For seven years (1992–1999) he was artistic director of New York City's Classic Stage Company, and since leaving that post, he has become one of the country's most sought-after freelance directors. With a list of production credits steeped in the classics from those years at CSC and as a guest director in such leading regional theatres as the Guthrie Theater, Esbjornson has also established himself as an interpreter of choice for playwrights such as Tony Kushner, Edward Albee, and Arthur Miller.
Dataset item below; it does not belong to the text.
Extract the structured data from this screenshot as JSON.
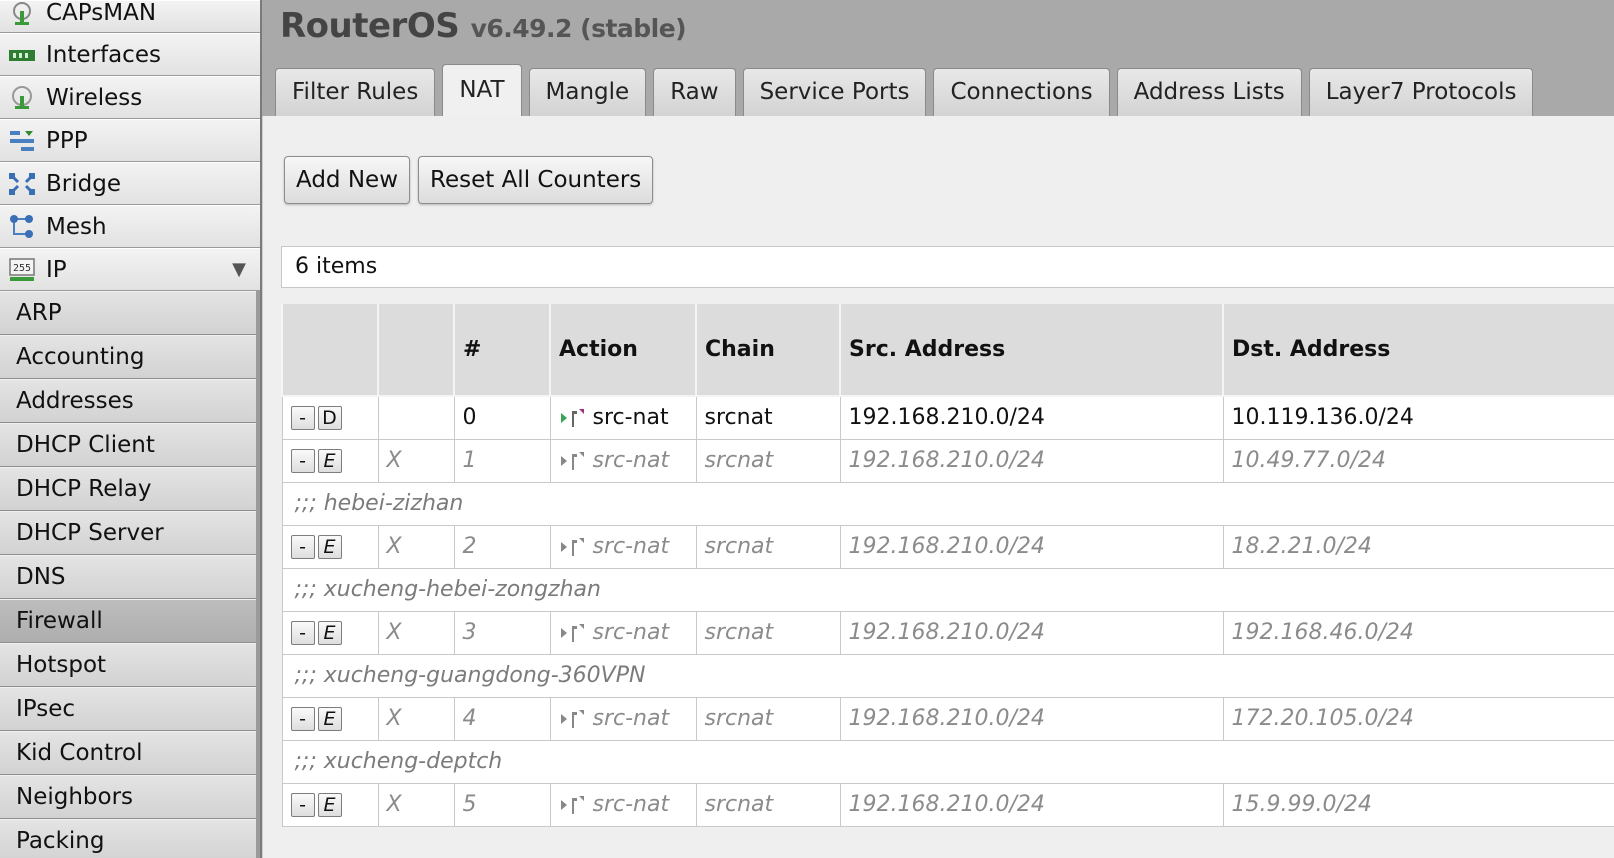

He holds an MFA from New York University, and a BA in Theatre and English from Gustavus Adolphus College in Minnesota.

==Credits==
Esbjornson has staged Shakespeare's Much Ado About Nothing (starring Jimmy Smits, Kirsten Johnson, and Sam Waterston) in Central Park and Larry Kramer's The Normal Heart, both at New York City's Joseph Papp Public Theater. Other recent credits include the world premieres of Edward Albee's Tony Award-winning play The Goat, or Who is Sylvia? on Broadway, Neil Simon's Rose and Walsh at the Geffen Theatre in Los Angeles, Arthur Miller's Resurrection Blues at the Guthrie, and Mitch Albom and Jeffrey Hatcher's Tuesdays With Morrie at the Minetta Lane in New York. Among his New York premieres are Edward Albee's The Play About the Baby, Israel Horovitz's My Old Lady, and the Tony-nominated The Ride Down Mt. Morgan, by Arthur Miller at the Public Theater and on Broadway (FANY Award for outstanding direction).

Among the world premieres to Esbjornson's credit are the first production of Tony Kushner's Angels in America: Millennium Approaches, and the first staged presentation of Perestroika, both at the Eureka Theatre in San Francisco, which received seven Bay Area Theatre Critics’ Awards, including best direction and best production.

Other world premieres include Suzan-Lori Parks' In the Blood for the Public Theater, and Part 1 of Tony Kushner's Homebody/Kabul for the Chelsea Center in London. Recent productions directed by Esbjornson include the Maria Irene Fornes plays Mud and Drowning for the Signature Theatre; Who's Afraid of Virginia Woolf?, Hedda Gabler, Summer and Smoke and The Great Gatsby for the Guthrie Theater; and the musical Eliot Ness in Cleveland for the Cleveland Play House. Additional credits include the American premiere of Patrick Marber's Dealer's Choice at the Long Wharf Theatre (five Connecticut Critics Circle Awards, including best direction and best production); Jose Rivera's The Street of the Sun for the Mark Taper Forum; Farmyard at New York Theatre Workshop (New Directors Award); Kevin Kling's Home and Away at Second Stage (Outer Critics Circle nomination); and the world premieres of Larry Kramer's Just Say No at the WPA Theatre and Reynolds Price's trilogy New Music for the Cleveland Play House.

Esbjornson has served as a resident director at the O'Neill Playwrights Conference, New Harmony Project, and the Iowa Playwrights Festival. He received a 1989 NEA-TCG Directing Fellowship, and is on the Board of ART/NY.

==Awards==
Classic Stage Company received the Lucille Lortel Award for Body of Work in 1999 at the end of Esbjornson's tenure as artistic director. During his time at CSC, he directed many productions for the theatre, including Neal Bell's Thérèse Raquin (OBIE Award for Outstanding Direction), Beckett’s Endgame (Drama Desk nomination for Best Revival), Ellen McLaughlin's Iphigenia and Other Daughters (Drama Desk nomination for Outstanding Direction), John Osborne's The Entertainer (Drama League nomination for Best Revival), and Joe Orton's Entertaining Mr Sloane (Lucille Lortel Award and Drama League nomination for Best Revival).